Ramsey’s notes quote Israels himself as having taken a different approach to playing in the context of the trio from that of LaFaro. “Naturally, the trio’s music is going to be different from what it was with LaFaro,” says Nick Phillips, Vice President of Jazz and Catalog A&R at Concord Music Group and producer of the OJC Remasters series. “That said, Bill Evans’ brilliance shines through on this project, despite the fact that he was still trying to recover from the tragic loss of a dear friend and important collaborator.”
The reissue of Moonbeams also includes three previously unreleased tracks — alternate takes of “Polka Dots and Moonbeams,” “I Fall in Love too Easily,” and “Very Early.” All are from the sessions in spring of 1962 that spawned the original album’s eight tracks.
Thelonious Monk: Misterioso
Recorded live in 1958 at the Five Spot Café in New York, Misterioso is one of two albums to emerge from the Five Spot dates — the other being Thelonious in Action — that introduced the world to the quartet format that defined the remainder of Monk’s career. Monk’s lineup throughout this recording includes tenor saxophonist Johnny Griffin, bassist Ahmed Abdul-Malik and drummer Roy Haynes. Art Blakey sits in on drums in one of the reissue’s three bonus tracks, a medley of “Bye-Ya” and “Epistrophy.”

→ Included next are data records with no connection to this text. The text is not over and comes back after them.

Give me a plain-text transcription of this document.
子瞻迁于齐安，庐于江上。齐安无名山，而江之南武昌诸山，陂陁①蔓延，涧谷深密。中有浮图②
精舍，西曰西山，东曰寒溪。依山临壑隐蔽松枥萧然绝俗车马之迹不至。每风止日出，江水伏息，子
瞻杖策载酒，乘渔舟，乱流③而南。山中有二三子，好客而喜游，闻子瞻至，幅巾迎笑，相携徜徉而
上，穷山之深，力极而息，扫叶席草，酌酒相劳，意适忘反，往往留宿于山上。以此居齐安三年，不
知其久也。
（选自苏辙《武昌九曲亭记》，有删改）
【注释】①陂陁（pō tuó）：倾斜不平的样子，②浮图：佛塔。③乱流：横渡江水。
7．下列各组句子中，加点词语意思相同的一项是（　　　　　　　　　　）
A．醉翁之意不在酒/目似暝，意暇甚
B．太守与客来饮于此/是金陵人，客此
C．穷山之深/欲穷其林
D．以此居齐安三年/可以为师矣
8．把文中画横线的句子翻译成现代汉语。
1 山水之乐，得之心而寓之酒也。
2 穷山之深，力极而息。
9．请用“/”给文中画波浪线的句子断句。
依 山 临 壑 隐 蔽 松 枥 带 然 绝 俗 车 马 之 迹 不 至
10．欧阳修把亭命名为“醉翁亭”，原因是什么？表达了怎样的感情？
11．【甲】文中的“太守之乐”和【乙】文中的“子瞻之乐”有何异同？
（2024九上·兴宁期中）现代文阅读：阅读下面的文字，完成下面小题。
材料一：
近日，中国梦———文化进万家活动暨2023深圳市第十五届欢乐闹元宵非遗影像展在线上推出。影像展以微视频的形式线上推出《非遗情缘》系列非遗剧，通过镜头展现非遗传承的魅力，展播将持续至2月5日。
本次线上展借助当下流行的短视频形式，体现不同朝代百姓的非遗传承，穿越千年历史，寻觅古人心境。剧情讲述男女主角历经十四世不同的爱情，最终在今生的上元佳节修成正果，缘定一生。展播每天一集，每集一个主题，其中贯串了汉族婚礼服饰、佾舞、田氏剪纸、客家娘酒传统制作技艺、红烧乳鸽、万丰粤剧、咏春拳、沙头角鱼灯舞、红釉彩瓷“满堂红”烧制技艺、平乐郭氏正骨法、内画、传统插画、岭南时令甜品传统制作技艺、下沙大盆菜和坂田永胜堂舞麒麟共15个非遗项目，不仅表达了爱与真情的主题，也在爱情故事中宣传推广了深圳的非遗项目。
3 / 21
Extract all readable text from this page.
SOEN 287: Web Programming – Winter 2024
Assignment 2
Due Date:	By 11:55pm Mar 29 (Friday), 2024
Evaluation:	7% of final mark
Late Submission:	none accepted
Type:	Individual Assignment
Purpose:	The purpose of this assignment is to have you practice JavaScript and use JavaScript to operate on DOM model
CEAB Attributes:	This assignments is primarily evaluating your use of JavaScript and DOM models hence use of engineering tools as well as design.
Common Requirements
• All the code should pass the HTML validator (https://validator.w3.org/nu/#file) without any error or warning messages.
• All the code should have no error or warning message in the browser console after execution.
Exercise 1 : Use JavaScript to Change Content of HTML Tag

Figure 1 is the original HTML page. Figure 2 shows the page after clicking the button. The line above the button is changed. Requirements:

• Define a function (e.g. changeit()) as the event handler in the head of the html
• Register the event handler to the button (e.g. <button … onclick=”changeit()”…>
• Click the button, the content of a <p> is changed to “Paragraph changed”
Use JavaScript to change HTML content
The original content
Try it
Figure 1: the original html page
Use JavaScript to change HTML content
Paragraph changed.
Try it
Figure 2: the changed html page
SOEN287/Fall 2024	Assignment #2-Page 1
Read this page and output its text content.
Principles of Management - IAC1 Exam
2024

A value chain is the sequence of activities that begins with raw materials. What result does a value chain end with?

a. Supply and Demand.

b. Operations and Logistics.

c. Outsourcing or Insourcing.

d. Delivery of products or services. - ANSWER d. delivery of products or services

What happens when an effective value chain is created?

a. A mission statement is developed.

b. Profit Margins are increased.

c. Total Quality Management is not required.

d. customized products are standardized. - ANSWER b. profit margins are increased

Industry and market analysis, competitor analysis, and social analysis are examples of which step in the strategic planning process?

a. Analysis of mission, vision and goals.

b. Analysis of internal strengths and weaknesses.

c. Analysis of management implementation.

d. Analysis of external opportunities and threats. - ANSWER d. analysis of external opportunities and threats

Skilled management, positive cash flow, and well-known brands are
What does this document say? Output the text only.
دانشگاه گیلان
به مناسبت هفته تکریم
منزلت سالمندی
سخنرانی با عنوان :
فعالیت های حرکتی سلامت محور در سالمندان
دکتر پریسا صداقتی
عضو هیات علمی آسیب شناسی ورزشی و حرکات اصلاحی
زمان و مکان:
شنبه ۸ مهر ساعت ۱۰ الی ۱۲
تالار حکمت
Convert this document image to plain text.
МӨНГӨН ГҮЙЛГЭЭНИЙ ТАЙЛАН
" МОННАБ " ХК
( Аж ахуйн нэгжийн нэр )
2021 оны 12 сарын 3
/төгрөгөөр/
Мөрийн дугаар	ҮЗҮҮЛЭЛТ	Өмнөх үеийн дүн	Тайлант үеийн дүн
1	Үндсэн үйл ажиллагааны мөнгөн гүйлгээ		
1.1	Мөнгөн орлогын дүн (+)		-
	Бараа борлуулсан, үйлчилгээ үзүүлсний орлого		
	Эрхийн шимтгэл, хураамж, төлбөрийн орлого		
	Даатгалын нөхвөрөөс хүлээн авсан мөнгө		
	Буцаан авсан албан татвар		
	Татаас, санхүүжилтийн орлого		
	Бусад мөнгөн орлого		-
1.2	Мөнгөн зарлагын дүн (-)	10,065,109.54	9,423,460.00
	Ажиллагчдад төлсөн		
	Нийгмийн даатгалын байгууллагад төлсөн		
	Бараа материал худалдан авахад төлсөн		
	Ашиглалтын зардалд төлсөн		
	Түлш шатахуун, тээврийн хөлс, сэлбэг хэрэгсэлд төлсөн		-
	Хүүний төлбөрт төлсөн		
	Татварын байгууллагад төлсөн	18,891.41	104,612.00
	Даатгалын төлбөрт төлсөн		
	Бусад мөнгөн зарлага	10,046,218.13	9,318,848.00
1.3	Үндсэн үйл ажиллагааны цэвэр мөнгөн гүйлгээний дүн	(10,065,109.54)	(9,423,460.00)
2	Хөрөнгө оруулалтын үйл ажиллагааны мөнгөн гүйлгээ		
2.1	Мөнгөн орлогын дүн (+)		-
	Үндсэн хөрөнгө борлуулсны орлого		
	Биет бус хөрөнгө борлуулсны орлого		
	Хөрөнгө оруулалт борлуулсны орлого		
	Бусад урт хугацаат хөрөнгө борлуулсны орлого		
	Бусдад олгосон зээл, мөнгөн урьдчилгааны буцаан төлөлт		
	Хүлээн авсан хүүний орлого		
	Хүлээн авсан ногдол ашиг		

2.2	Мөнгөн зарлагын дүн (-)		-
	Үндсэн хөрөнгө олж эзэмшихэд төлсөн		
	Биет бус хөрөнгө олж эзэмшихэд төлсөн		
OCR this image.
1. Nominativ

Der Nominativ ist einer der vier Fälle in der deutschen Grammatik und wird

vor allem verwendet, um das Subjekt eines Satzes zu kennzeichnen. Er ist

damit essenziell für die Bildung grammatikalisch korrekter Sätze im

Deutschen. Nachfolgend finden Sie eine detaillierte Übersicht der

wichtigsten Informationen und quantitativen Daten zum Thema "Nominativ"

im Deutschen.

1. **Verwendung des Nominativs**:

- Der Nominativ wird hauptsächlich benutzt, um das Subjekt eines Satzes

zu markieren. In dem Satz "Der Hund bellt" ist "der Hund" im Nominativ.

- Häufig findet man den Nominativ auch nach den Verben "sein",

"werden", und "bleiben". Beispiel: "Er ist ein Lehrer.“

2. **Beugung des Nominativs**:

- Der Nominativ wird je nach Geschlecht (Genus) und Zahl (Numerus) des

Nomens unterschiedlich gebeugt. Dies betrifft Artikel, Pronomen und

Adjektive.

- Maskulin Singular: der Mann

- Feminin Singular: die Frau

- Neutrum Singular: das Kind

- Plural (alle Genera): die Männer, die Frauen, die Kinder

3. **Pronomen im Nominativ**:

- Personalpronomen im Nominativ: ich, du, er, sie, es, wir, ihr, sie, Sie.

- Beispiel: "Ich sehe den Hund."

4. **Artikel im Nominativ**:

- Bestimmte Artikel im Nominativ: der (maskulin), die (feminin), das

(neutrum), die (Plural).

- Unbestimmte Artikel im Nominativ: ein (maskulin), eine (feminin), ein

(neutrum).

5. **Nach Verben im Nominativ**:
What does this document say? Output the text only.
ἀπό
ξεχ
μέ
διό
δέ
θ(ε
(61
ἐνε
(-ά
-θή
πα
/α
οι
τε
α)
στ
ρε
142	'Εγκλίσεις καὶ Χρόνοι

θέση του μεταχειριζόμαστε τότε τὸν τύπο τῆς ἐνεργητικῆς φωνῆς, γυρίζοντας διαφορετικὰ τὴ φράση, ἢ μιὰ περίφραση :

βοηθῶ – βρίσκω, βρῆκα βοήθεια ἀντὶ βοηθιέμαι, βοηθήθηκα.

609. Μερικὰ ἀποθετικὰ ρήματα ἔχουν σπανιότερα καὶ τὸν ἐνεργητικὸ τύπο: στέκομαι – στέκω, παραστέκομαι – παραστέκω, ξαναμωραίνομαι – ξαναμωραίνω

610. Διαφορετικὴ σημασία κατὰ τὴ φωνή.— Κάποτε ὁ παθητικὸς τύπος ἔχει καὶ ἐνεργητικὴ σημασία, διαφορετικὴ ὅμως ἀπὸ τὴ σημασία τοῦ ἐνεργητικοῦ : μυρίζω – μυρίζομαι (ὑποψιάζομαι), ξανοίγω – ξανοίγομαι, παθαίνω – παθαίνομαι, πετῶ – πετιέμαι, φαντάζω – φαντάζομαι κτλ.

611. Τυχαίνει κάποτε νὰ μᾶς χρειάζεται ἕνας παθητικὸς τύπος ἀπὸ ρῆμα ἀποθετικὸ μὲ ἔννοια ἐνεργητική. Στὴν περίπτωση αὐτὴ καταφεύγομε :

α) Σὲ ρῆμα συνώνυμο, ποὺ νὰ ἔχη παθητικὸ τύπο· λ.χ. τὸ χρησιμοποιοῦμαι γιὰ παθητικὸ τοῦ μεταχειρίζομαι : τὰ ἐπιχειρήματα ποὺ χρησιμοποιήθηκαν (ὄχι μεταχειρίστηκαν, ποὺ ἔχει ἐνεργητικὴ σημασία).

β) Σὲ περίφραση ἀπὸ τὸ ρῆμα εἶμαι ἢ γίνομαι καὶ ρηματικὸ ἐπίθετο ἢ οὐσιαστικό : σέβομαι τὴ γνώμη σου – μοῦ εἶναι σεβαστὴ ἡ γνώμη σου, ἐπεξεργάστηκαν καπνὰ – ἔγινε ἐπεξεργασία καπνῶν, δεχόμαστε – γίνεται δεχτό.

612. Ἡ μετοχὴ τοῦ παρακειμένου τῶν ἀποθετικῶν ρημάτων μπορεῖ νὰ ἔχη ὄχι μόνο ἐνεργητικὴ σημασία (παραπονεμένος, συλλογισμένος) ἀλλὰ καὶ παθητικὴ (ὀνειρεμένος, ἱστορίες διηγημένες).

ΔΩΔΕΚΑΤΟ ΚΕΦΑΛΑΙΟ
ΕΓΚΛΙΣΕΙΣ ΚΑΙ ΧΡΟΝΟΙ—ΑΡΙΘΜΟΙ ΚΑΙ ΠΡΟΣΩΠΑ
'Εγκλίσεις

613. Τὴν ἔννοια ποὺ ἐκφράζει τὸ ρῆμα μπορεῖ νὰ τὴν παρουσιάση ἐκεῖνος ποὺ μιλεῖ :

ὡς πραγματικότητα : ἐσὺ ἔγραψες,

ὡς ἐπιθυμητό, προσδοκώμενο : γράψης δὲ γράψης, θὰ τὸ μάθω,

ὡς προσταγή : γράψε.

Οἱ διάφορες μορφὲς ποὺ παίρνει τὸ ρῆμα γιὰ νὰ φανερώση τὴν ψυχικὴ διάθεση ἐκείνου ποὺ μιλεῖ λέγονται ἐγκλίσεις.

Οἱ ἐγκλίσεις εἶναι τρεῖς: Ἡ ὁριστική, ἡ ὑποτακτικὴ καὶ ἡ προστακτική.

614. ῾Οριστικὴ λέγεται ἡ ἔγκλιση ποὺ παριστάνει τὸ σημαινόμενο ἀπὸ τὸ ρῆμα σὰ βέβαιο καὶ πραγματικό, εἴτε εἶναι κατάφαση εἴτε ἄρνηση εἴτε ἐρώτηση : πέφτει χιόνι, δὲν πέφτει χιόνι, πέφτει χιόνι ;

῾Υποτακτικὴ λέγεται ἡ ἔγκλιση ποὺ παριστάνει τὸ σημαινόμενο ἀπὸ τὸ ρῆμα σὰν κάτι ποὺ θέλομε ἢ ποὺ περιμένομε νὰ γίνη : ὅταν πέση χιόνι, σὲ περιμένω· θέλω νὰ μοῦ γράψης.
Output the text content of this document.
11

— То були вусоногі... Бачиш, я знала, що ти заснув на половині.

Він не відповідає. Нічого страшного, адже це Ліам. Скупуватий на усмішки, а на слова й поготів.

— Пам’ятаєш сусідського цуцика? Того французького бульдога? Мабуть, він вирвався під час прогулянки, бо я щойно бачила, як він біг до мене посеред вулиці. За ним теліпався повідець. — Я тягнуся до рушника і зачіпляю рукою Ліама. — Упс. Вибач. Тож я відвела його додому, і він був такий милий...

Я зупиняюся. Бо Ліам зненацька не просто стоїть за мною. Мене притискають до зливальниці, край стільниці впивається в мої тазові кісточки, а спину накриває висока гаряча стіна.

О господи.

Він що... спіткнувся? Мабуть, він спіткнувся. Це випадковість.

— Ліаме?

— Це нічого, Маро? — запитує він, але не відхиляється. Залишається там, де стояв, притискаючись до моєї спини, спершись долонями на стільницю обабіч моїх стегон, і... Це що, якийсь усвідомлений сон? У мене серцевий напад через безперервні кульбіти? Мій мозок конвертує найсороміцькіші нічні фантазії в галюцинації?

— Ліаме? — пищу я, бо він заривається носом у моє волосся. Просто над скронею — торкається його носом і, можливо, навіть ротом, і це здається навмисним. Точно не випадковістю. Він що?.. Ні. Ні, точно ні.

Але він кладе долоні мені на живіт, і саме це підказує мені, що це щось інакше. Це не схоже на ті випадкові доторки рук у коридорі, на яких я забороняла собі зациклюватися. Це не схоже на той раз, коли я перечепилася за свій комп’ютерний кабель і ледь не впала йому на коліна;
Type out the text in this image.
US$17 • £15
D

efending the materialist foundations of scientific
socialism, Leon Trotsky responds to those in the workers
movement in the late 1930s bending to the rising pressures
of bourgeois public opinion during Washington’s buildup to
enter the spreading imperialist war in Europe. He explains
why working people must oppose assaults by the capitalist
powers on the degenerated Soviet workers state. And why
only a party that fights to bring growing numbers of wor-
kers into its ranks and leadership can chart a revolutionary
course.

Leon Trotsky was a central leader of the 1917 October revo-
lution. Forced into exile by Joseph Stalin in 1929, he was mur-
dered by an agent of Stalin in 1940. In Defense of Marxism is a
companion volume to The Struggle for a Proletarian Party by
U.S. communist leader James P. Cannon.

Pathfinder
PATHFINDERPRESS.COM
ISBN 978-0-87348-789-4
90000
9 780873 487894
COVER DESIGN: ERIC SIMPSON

The album takes its title from a composition composed by Monk in 1948, says Neil Tesser in his new liner notes. “The word itself, from the Latin, means ‘in a mysterious manner,’ you find it used most often as a musical direction in classical music scores. But by the time Monk’s quartet recorded this music in performance, a decade after its studio debut, ‘Misterioso’ had largely come to identify Monk himself.”
“This is an all-time classic live Thelonious Monk record,” says Phillips. “It includes spirited live performances of a number of his classic compositions, including ‘Nutty,’ ‘In Walked Bud’ and of course the title track. And then, with the bonus tracks, you also have some other Monk classics, with ‘Evidence,’ ‘’Round Midnight’ and ‘Epistrophy.’ It’s an indelible snapshot of Monk live in the late ‘50s.”
Charlie Parker, Dizzy Gillespie, Bud Powell, Max Roach, Charles Mingus: The Quintet: Jazz at Massey Hall
As the title clearly states, this album was recorded live at Massey Hall in Toronto, Canada, in May 1953. This summit of modern jazz titans — held in a concert hall three-quarters empty — is considered by many to be the greatest jazz concert ever. The music survives thanks to the foresight of Charles Mingus, who, along with Max Roach, taped the performance and subsequently issued it on Mingus’ own new label, Debut.
“Whether you are familiar or not with these performances, rest assured that one does not need to dig for moments that remain impressive and fresh, or that reveal the personality of each player in their prime,” says jazz journalist Ashley Khan in his new liner notes to the reissue. “It seems all worlds of music — rock, blues, R&B, soul, hip-hop and others — are able to point to impromptu get-togethers as proud moments in their timelines, encounters that were recorded and created music of lasting impression. In the jazz tradition, there are a few, but none that has been revered for as long as Jazz at Massey Hall.”
Phillips notes the importance of remembering that the Massey Hall date captured in this recording was not a rehearsed gathering, but rather a one-time-only concert event. “It’s a perfect example of what can happen when musicians of this caliber come together and just play! It’s the very definition of an all-time classic, and each and every musician on this recording is a true legend of jazz.”